At least I got to talk with him on Monday night. He was doing abit better and was coherant, or moreso than he was when he came home on Sunday, and we got to talk abit. I will cherish that.
I was over last night and he was asleep but you could tell he was in some pain, even with the morphine. I just thank God that he died in his sleep, at home, and not in so much pain.
So, I'm home today, have a really bad stomach ache and headache. I should have stayed at work but I didn't feel like doing anything. So since I have a few things that I need to do today I figured that I could do them here just as well.
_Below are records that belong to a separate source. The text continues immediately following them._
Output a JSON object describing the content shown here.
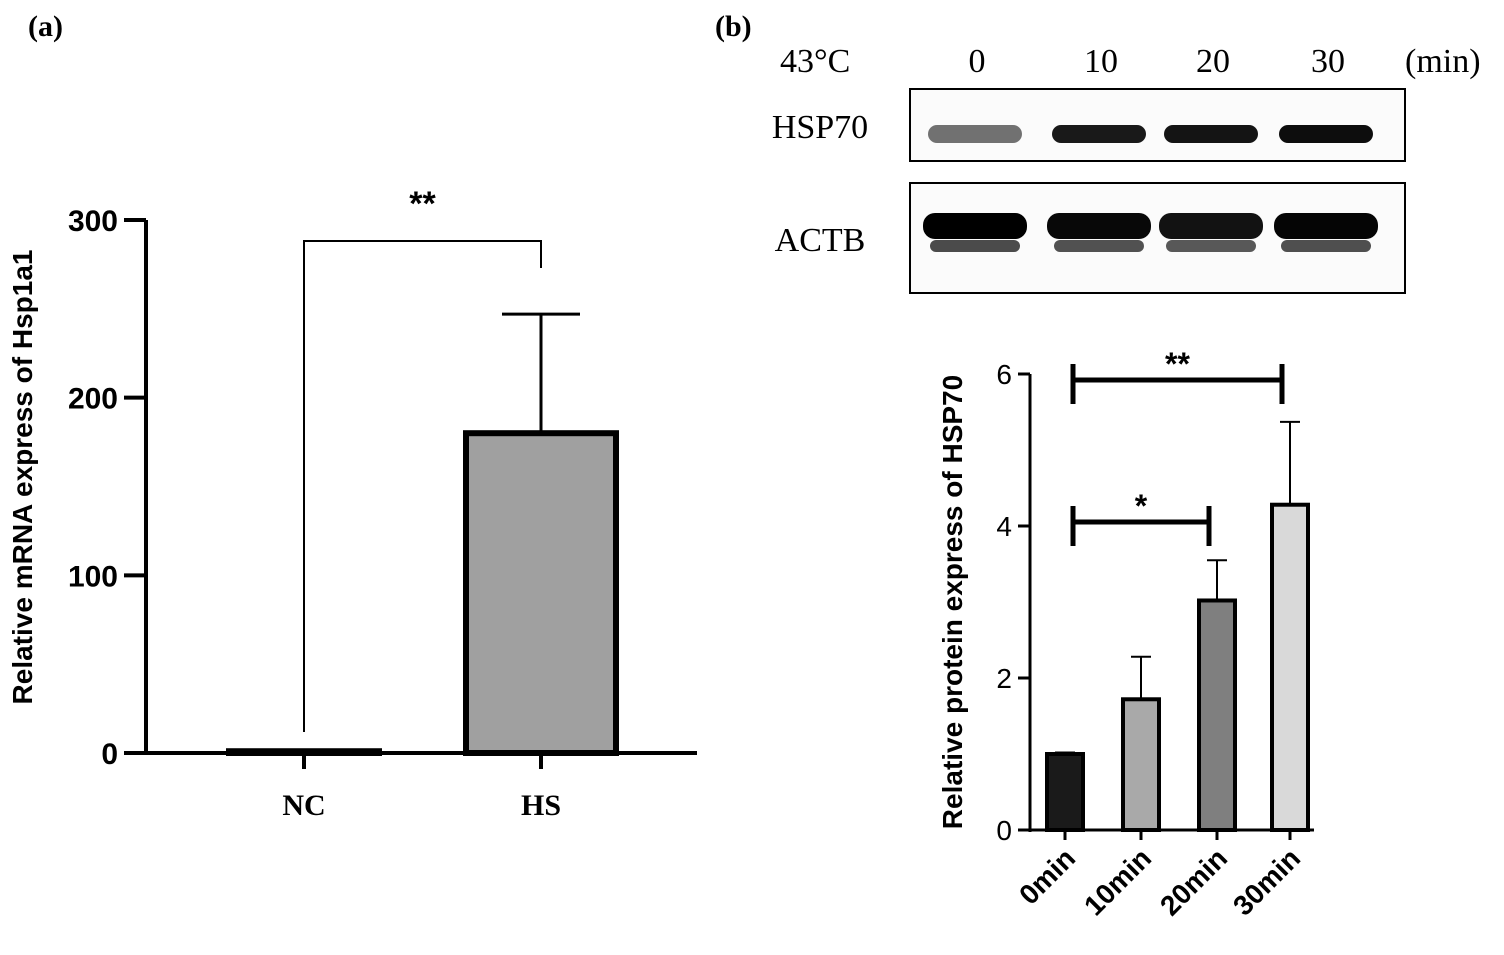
{
  "panel_a": {
    "label": "(a)"
  },
  "panel_b": {
    "label": "(b)",
    "blot": {
      "condition_label": "43°C",
      "lanes": [
        "0",
        "10",
        "20",
        "30"
      ],
      "unit_label": "(min)",
      "rows": [
        {
          "name": "HSP70",
          "band_intensity": [
            0.55,
            0.9,
            0.92,
            0.95
          ],
          "second_band": false
        },
        {
          "name": "ACTB",
          "band_intensity": [
            1.0,
            0.97,
            0.93,
            0.98
          ],
          "second_band": true
        }
      ]
    }
  },
  "chart_data": [
    {
      "id": "a",
      "type": "bar",
      "categories": [
        "NC",
        "HS"
      ],
      "values": [
        1,
        180
      ],
      "error_upper": [
        0,
        247
      ],
      "bar_colors": [
        "#a0a0a0",
        "#a0a0a0"
      ],
      "title": "",
      "xlabel": "",
      "ylabel": "Relative mRNA express of Hsp1a1",
      "ylim": [
        0,
        300
      ],
      "yticks": [
        0,
        100,
        200,
        300
      ],
      "grid": false,
      "significance": [
        {
          "from": 0,
          "to": 1,
          "label": "**"
        }
      ]
    },
    {
      "id": "b",
      "type": "bar",
      "categories": [
        "0min",
        "10min",
        "20min",
        "30min"
      ],
      "values": [
        1.0,
        1.72,
        3.02,
        4.28
      ],
      "error_upper": [
        1.02,
        2.28,
        3.55,
        5.37
      ],
      "bar_colors": [
        "#1a1a1a",
        "#a9a9a9",
        "#7f7f7f",
        "#d9d9d9"
      ],
      "title": "",
      "xlabel": "",
      "ylabel": "Relative protein express of HSP70",
      "ylim": [
        0,
        6
      ],
      "yticks": [
        0,
        2,
        4,
        6
      ],
      "grid": false,
      "significance": [
        {
          "from": 0,
          "to": 2,
          "label": "*"
        },
        {
          "from": 0,
          "to": 3,
          "label": "**"
        }
      ]
    }
  ]
}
My uncle was a Korean War Veteren. He drove the APV, I don't know what SOP (or whatever it's called in the Army) that was. He was proud of his service, as am I.
This is going to be really hard on the family, especially my Grandmother. This was the 2nd son that she's lost this year, and her last. We all knew that it was coming but it doesn't make it any easier on anyone. Me, I've lost family before but I will say that my Uncle wasn't only family, he was my best friend.
Well Uncle Donny, I want to thank you for being a great Uncle, and a great Friend. May you Rest in Peace and know that you were loved and appreciated.
Donny Howard Hunter: 1945 - 2005
Wayne
*thank you for allowing me to post this here. I know that Rich and Oleg don't like OT forums but I thank them that APS is here today. For I needed to say my peace and to thank my Uncle for being there for me, and for being the person that he was.